Table 3 Coding scheme used for assessing argumentation quality

Full size table

Scientific Reasoning and Self-Regulation Processes

We used screen captures and think aloud protocols to assess scientific reasoning and self-regulation processes, which were coded using Mangold INTERACT® (Mangold International GmbH, Arnstorf, Germany; version 9.0.7). Using INTERACT, the audio (think aloud) and video (screen captures) can be coded simultaneously. First, two experienced raters independently coded 20% of the videos (n = 25) and reached perfect agreement (κ = 1.00); therefore, each rater coded half of the remaining videos. Due to technical issues with the audio recording, the process data analysis was conducted on a smaller sample (N = 88, n_VMP = 29, n_VM = 37, n_control = 22).

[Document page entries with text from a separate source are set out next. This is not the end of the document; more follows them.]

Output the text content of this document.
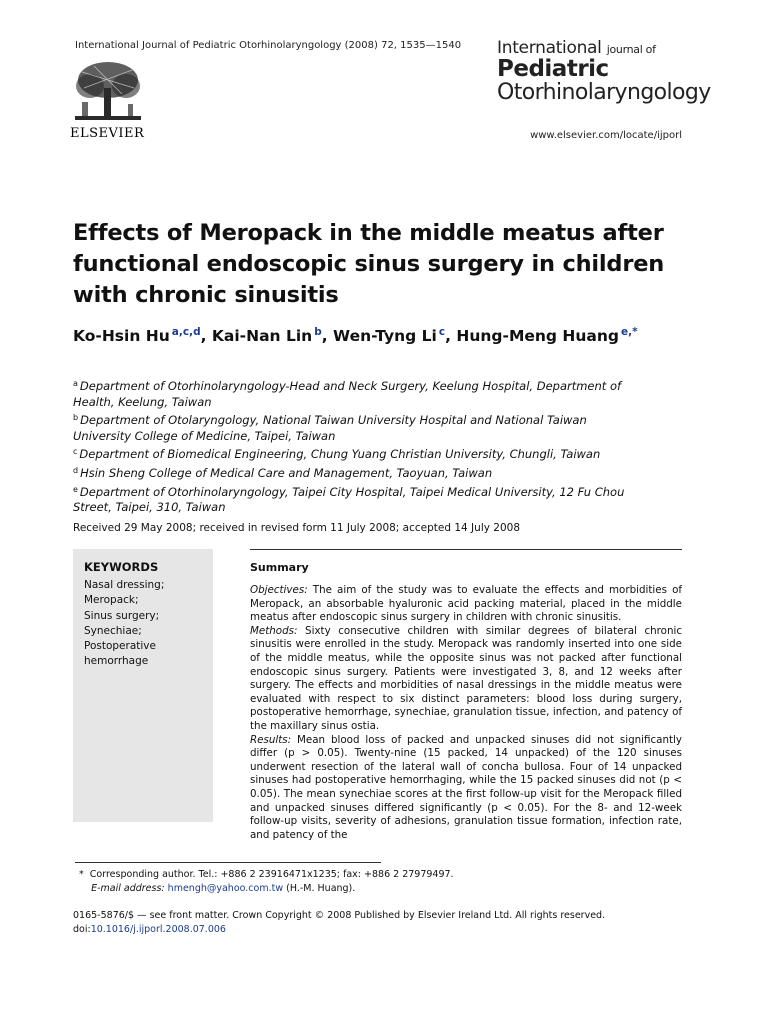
International Journal of Pediatric Otorhinolaryngology (2008) 72, 1535—1540
ELSEVIER
International journal of
Pediatric
Otorhinolaryngology
www.elsevier.com/locate/ijporl
Effects of Meropack in the middle meatus after functional endoscopic sinus surgery in children with chronic sinusitis
Ko-Hsin Hu $^{a,c,d}$, Kai-Nan Lin $^b$, Wen-Tyng Li $^c$, Hung-Meng Huang $^{e,*}$
$^a$ Department of Otorhinolaryngology-Head and Neck Surgery, Keelung Hospital, Department of Health, Keelung, Taiwan
$^b$ Department of Otolaryngology, National Taiwan University Hospital and National Taiwan University College of Medicine, Taipei, Taiwan
$^c$ Department of Biomedical Engineering, Chung Yuang Christian University, Chungli, Taiwan
$^d$ Hsin Sheng College of Medical Care and Management, Taoyuan, Taiwan
$^e$ Department of Otorhinolaryngology, Taipei City Hospital, Taipei Medical University, 12 Fu Chou Street, Taipei, 310, Taiwan
Received 29 May 2008; received in revised form 11 July 2008; accepted 14 July 2008
KEYWORDS
Nasal dressing;
Meropack;
Sinus surgery;
Synechiae;
Postoperative
hemorrhage
Summary

Objectives: The aim of the study was to evaluate the effects and morbidities of Meropack, an absorbable hyaluronic acid packing material, placed in the middle meatus after endoscopic sinus surgery in children with chronic sinusitis.

Methods: Sixty consecutive children with similar degrees of bilateral chronic sinusitis were enrolled in the study. Meropack was randomly inserted into one side of the middle meatus, while the opposite sinus was not packed after functional endoscopic sinus surgery. Patients were investigated 3, 8, and 12 weeks after surgery. The effects and morbidities of nasal dressings in the middle meatus were evaluated with respect to six distinct parameters: blood loss during surgery, postoperative hemorrhage, synechiae, granulation tissue, infection, and patency of the maxillary sinus ostia.

Results: Mean blood loss of packed and unpacked sinuses did not significantly differ (p > 0.05). Twenty-nine (15 packed, 14 unpacked) of the 120 sinuses underwent resection of the lateral wall of concha bullosa. Four of 14 unpacked sinuses had postoperative hemorrhaging, while the 15 packed sinuses did not (p < 0.05). The mean synechiae scores at the first follow-up visit for the Meropack filled and unpacked sinuses differed significantly (p < 0.05). For the 8- and 12-week follow-up visits, severity of adhesions, granulation tissue formation, infection rate, and patency of the

* Corresponding author. Tel.: +886 2 23916471x1235; fax: +886 2 27979497.
E-mail address: hmengh@yahoo.com.tw (H.-M. Huang).
0165-5876/$ — see front matter. Crown Copyright © 2008 Published by Elsevier Ireland Ltd. All rights reserved.
doi:10.1016/j.ijporl.2008.07.006
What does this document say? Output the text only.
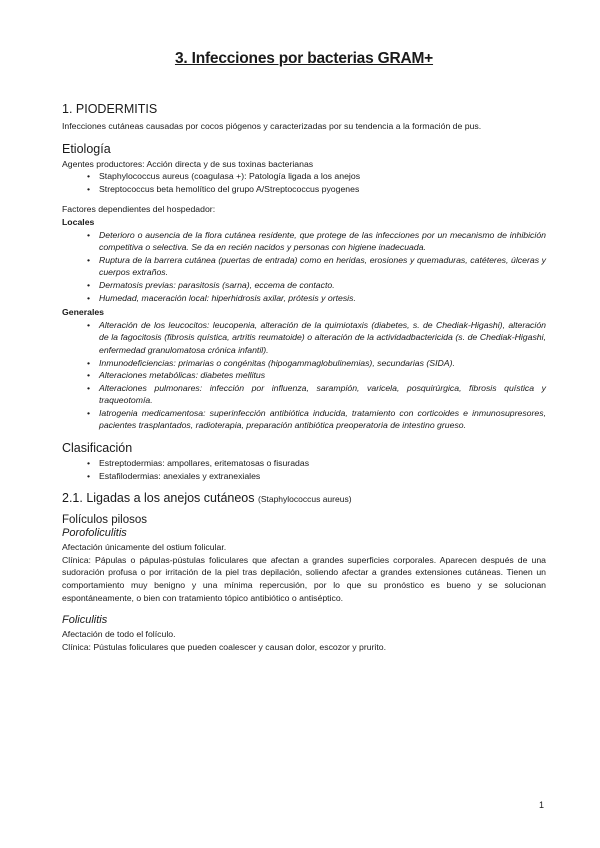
3. Infecciones por bacterias GRAM+
1. PIODERMITIS

Infecciones cutáneas causadas por cocos piógenos y caracterizadas por su tendencia a la formación de pus.

Etiología

Agentes productores: Acción directa y de sus toxinas bacterianas

• Staphylococcus aureus (coagulasa +): Patología ligada a los anejos
• Streptococcus beta hemolítico del grupo A/Streptococcus pyogenes

Factores dependientes del hospedador:

Locales

• Deterioro o ausencia de la flora cutánea residente, que protege de las infecciones por un mecanismo de inhibición competitiva o selectiva. Se da en recién nacidos y personas con higiene inadecuada.
• Ruptura de la barrera cutánea (puertas de entrada) como en heridas, erosiones y quemaduras, catéteres, úlceras y cuerpos extraños.
• Dermatosis previas: parasitosis (sarna), eccema de contacto.
• Humedad, maceración local: hiperhidrosis axilar, prótesis y ortesis.

Generales

• Alteración de los leucocitos: leucopenia, alteración de la quimiotaxis (diabetes, s. de Chediak-Higashi), alteración de la fagocitosis (fibrosis quística, artritis reumatoide) o alteración de la actividadbactericida (s. de Chediak-Higashi, enfermedad granulomatosa crónica infantil).
• Inmunodeficiencias: primarias o congénitas (hipogammaglobulinemias), secundarias (SIDA).
• Alteraciones metabólicas: diabetes mellitus
• Alteraciones pulmonares: infección por influenza, sarampión, varicela, posquirúrgica, fibrosis quística y traqueotomía.
• Iatrogenia medicamentosa: superinfección antibiótica inducida, tratamiento con corticoides e inmunosupresores, pacientes trasplantados, radioterapia, preparación antibiótica preoperatoria de intestino grueso.
Clasificación
• Estreptodermias: ampollares, eritematosas o fisuradas
• Estafilodermias: anexiales y extranexiales
2.1. Ligadas a los anejos cutáneos (Staphylococcus aureus)
Folículos pilosos
Porofoliculitis

Afectación únicamente del ostium folicular.

Clínica: Pápulas o pápulas-pústulas foliculares que afectan a grandes superficies corporales. Aparecen después de una sudoración profusa o por irritación de la piel tras depilación, soliendo afectar a grandes extensiones cutáneas. Tienen un comportamiento muy benigno y una mínima repercusión, por lo que su pronóstico es bueno y se solucionan espontáneamente, o bien con tratamiento tópico antibiótico o antiséptico.

Foliculitis

Afectación de todo el folículo.

Clínica: Pústulas foliculares que pueden coalescer y causan dolor, escozor y prurito.

1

The raters used the coding scheme in Table 4, which was previously used by Omarchevska et al. (2021) to code scientific reasoning, self-regulation, and the use of cognitive strategies. Scientific reasoning processes were coded from both data sources, whereas self-regulation processes and use of cognitive strategies were coded from the think aloud protocols only. Regarding scientific reasoning, we focused on the epistemic activities problem identification, hypothesis generation, evidence generation, evidence evaluation, drawing conclusions (Fischer et al., 2014). As measures of self-regulation, we coded the processes of planning (goal setting), monitoring (goal progress, information relevance), and control. We coded the use of cognitive strategies, namely, activation of prior knowledge and self-explaining.

Table 4 Coding scheme used for assessing scientific reasoning, self-regulation, and cognitive strategies processes

Full size table

Monitoring Accuracy

Monitoring accuracy was measured by calculating bias scores, based on the match between the confidence judgements scores and the corresponding performance scores for hypothesis and argumentation quality (4 monitoring accuracy scores per participant). Since confidence judgements scores ranged from 0 to 100 and hypothesis and argumentation quality scores ranged from 0 to 6, they were rescaled to range between 0 and 100. Monitoring accuracy was computed by subtracting the hypothesis and argumentation quality scores from the confidence judgment scores (Baars et al., 2014). Positive scores indicate overestimation, negative scores indicate underestimation, and scores close to zero indicate accurate monitoring (Baars et al., 2014).

Data Analyses

To test our preregistered hypotheses, we used contrast analyses: Contrast 1 (0.5, 0.5, -1) compared the VMP and the VM conditions to the control condition and Contrast 2 (1, -1, 0) compared the VMP and the VM conditions to each other. We applied the Bonferroni correction for multiple tests which resulted in α = 0.025 for all contrast analyses. Benchmarks for effect sizes were: η² = 0.01, 0.06, 0.14 and d = 0.20, 0.50, 0.80 for small, medium, and large effects, respectively.

We first compared the groups in the scientific reasoning ability posttest using contrast analysis (H1a, H1b) with scientific reasoning ability pretest as a covariate. We then applied contrast analyses to compare hypothesis and argumentation quality in the training (H2a, H2b) and the transfer task (H3a, H3b). We explored monitoring accuracy in the two tasks using one-way ANOVAs. To explore the training and transfer effects on the process level, we used ENA and process mining.